Search code examples
mysqlsqlplsqlsql-tuning

Special case of Equi Join


I came across this particular script which uses a special form of equi join.

SELECT * 
FROM 
per_assignments a, per_assigment_types b
WHERE
a.assignment_status_type_id + 0  = b.assignment_status_type_id

Why is the zero added in the equi join? I came to know that it has something to do with avoiding index search, but still can some one explain the complete picture of the same. Thanks in advance

Edit :

It's not something which is related to the Table / Column declarations. As far as I know it's something to do with SQL tuning.

This is what I found :-

  1. This is used in smaller tables.
  2. Instead of doing an index search as done normally, this would search the complete table in one go.

But I really don't know exactly what's the difference with a normal equi-join, moreover how indexing affects performance.

It would be really helpful if some one could describe within the particular context and also let me know if my findings are wrong. Appreciate your time and effort for the same :-)

Column Description:

The assignment status type Id's in both tables are declared as NUMBER(9)


Solution

  • The reason for killing the index use for small tables is performance. When you use an index to perform a join it takes two disk I/Os to read data. One to read the index, and a second to read the data from the full table. With smaller tables it is can be faster to read the whole table and perform a full table scan than to perform the second disk I/O.

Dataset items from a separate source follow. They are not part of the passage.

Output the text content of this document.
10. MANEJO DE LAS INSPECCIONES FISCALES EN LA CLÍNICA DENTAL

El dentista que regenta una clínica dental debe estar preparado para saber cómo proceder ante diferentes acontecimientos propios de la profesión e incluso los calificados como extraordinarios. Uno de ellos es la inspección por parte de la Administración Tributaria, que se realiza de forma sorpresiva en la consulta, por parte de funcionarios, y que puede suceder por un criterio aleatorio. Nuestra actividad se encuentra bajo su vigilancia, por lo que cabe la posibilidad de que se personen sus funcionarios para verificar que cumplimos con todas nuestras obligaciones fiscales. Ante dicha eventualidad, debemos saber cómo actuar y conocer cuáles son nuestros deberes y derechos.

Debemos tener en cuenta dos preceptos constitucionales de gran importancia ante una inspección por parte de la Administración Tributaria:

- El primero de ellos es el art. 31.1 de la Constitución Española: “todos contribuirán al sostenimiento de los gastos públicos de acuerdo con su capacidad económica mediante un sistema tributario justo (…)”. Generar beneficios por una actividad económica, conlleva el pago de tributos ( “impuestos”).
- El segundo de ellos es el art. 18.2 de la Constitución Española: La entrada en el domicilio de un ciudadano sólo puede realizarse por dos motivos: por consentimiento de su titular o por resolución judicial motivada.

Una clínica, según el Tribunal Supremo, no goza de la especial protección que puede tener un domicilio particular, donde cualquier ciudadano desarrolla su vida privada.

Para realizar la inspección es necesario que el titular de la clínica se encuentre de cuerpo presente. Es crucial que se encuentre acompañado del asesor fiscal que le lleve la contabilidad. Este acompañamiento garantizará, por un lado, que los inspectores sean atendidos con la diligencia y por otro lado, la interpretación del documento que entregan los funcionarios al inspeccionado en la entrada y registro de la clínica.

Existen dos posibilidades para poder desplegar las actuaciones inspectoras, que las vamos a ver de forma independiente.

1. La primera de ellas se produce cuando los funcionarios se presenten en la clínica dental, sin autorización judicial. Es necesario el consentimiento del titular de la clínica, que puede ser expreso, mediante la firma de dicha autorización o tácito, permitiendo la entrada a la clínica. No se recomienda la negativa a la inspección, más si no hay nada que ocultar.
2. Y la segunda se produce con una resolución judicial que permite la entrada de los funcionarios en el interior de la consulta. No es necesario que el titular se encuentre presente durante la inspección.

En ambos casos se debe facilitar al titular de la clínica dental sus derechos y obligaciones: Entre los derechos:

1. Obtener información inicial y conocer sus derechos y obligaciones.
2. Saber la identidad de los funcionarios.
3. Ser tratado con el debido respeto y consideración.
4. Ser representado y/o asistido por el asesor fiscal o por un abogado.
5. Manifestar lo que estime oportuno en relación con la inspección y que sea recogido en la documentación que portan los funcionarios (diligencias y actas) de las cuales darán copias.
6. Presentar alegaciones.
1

    This is a broad generalization and may vary from time to time even in your database. In theory the SQL optimizer should be smart enough to recognize this condition and use the full table scan over an index lookup even without the hint. It also possible that if you add data to one or both tables, it moves the faster performance from full table scan to index lookup.

    The questions I have about tuning these queries would be:

    1. What are the precise definitions of the tables, including how full are VARCHAR columns (if any) on average?
    2. How many rows are in each table?
    3. How many rows are added to each table per day?
    4. How often is this query executed?
    5. Has anyone timed they query execution with both options to see which is faster?

    My concern would be this query was written as a clever performance enhancement, either for an earlier version of the database or simply as a clever hack without realizing the query optimizer may do as good or better job.